U.S. Attorney General William Barr with his Mexican counterpart, Alejandro Gertz Manero, made the announcement Tuesday evening, stating all U.S. charges against Cienfuegos have been dismissed "so that he may be investigated and, if appropriate, charged under Mexican law."
Cienfuegos, 72, was arrested last month at Los Angeles International Airport on three counts of conspiracy to manufacture and distributed heroin, cocaine, methamphetamine and marijuana and one count of money laundering that were filed under seal in the U.S. District Court Eastern District of New York in August of last year.
A court filing after his arrest arguing for the former defense minister's permanent detention as he posed a flight risk accused him of abusing his position to aid the H-2 Cartel, which it describes as "an extremely violent" Mexican drug gang, to traffic thousands of kilograms of cocaine, heroin, methamphetamine and marijuana into the United States.

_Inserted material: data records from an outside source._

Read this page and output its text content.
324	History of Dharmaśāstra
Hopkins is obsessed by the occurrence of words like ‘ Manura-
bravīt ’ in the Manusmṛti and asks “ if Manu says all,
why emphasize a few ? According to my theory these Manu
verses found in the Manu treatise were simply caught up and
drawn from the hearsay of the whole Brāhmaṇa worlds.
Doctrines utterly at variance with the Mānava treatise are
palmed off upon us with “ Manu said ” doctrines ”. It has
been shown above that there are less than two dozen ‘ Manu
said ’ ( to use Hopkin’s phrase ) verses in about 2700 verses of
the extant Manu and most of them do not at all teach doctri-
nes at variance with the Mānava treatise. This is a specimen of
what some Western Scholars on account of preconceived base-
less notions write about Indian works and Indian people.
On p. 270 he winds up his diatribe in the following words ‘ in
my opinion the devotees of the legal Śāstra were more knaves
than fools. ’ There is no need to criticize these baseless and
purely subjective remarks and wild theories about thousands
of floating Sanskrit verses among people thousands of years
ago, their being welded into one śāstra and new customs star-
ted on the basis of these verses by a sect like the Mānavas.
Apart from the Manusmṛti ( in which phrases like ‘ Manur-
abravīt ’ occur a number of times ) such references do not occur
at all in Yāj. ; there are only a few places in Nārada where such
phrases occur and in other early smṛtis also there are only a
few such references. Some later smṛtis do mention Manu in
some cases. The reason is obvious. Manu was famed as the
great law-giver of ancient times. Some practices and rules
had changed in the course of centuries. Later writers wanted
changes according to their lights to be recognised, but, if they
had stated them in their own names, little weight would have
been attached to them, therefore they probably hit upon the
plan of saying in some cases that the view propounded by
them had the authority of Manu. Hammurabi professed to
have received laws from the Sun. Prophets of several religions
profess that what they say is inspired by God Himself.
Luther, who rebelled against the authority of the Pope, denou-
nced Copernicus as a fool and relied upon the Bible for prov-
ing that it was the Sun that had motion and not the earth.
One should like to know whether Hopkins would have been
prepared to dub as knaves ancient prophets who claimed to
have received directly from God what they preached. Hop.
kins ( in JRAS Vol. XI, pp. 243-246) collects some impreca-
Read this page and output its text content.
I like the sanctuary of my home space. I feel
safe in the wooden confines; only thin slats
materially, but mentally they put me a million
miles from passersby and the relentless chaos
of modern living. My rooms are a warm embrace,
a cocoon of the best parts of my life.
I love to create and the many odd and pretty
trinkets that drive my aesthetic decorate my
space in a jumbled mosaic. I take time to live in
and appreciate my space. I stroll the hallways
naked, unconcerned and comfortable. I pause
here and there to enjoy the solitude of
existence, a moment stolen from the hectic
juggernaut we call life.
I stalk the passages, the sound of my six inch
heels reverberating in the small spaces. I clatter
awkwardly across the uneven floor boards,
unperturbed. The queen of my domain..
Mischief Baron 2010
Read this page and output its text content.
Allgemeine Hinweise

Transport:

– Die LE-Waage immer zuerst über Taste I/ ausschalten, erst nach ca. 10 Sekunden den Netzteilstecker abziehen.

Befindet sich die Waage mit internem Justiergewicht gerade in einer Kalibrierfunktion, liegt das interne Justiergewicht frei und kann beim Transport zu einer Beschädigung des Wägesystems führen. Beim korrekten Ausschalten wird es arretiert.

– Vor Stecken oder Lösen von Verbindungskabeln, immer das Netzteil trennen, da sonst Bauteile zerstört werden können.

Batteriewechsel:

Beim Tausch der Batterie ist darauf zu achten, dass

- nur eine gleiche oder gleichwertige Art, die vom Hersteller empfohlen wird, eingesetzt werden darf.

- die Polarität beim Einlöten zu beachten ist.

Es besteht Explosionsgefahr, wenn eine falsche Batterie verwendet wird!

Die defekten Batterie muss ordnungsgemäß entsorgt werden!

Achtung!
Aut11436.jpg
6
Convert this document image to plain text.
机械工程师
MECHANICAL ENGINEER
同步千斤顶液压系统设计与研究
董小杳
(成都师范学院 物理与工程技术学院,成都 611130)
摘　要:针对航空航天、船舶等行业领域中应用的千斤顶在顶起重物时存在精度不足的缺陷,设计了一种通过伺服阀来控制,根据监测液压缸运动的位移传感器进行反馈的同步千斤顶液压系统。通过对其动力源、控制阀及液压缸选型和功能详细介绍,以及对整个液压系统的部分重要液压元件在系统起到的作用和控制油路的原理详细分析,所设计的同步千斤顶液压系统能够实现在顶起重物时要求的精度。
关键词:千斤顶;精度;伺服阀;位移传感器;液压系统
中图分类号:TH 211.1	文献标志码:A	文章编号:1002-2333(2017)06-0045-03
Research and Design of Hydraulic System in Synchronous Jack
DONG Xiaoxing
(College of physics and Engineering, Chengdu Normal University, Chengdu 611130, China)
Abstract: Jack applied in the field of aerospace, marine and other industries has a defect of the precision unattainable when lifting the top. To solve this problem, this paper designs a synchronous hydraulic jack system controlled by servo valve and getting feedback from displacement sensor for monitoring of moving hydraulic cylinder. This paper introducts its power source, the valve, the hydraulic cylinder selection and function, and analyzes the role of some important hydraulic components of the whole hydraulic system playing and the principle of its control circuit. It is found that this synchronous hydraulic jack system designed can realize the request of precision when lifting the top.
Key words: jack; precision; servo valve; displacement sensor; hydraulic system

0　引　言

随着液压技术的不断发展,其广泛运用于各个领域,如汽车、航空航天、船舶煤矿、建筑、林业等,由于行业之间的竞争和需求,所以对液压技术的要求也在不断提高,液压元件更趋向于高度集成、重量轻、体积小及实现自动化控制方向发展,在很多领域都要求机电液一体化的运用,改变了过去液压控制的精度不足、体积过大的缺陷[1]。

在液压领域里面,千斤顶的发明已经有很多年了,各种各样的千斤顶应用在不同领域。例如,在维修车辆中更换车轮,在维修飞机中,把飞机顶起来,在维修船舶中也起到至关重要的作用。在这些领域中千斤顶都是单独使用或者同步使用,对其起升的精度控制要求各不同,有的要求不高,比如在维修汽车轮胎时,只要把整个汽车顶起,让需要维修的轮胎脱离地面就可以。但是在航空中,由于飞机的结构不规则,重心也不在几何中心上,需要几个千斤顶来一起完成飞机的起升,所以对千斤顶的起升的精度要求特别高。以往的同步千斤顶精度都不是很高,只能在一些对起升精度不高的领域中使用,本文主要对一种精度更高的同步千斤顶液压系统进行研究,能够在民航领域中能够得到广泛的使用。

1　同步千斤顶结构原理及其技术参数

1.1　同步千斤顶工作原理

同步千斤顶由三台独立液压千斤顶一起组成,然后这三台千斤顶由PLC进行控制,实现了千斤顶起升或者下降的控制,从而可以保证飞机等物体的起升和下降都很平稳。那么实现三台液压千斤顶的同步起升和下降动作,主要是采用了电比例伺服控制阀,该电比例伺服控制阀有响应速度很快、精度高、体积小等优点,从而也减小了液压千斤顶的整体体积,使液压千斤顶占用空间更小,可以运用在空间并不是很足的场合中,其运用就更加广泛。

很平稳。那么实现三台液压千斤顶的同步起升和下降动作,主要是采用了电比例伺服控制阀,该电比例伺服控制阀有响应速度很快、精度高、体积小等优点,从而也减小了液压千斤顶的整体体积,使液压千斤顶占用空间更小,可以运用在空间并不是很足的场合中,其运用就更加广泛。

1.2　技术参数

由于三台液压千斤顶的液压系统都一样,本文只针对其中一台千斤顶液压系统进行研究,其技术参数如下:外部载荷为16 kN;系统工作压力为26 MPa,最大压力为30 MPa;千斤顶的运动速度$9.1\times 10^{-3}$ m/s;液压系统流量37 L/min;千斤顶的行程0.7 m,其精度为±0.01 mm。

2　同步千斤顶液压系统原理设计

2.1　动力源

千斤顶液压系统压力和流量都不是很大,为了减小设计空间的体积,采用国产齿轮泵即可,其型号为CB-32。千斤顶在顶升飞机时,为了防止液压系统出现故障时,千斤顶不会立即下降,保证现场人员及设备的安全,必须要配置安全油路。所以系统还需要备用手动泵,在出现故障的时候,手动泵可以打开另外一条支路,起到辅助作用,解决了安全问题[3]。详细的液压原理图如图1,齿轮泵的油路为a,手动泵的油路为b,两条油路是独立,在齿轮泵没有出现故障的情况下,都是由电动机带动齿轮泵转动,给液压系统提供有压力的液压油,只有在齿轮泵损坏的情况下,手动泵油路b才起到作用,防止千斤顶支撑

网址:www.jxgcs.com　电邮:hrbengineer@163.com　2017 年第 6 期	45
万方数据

"In exchange for bribe payments, he permitted the H-2 Cartel -- a cartel that routinely engaged in wholesale violence, including torture and murder -- to operate with impunity in Mexico," the court filing said.
According to a letter filed Monday asking the court to dismiss the charges against Cienfuegos, the Mexican government was unaware of the sealed indictment against its former defense minister.
After his arrest, Mexico entered negotiations with the United States for his return as it had initiated its own investigation, it said.
Seth D. DuCharme, acting U.S. attorney for the eastern district of New York, wrote in the letter that evidence in the U.S. case against Cienfuegos "is strong" but that they ask for the charges to be dismissed "as a matter of foreign policy and in recognition of the strong law enforcement partnership between Mexico and the United States, and in the interests of demonstrating our united front against all forms of criminality."
Cienfuegos was Mexico's minister of defense from 2012 to 2018 under former former President Enrique Pena Nieto.
The U.S. Justice Department said it has shared its evidence with Mexico at its request.
"Our two countries remain committed to cooperation on this matter, as well as all our bilateral law enforcement cooperation," the two countries said in the statement. "As the decision today reflects, we are stronger when we work together and respect the sovereignty of our nations and their institutions."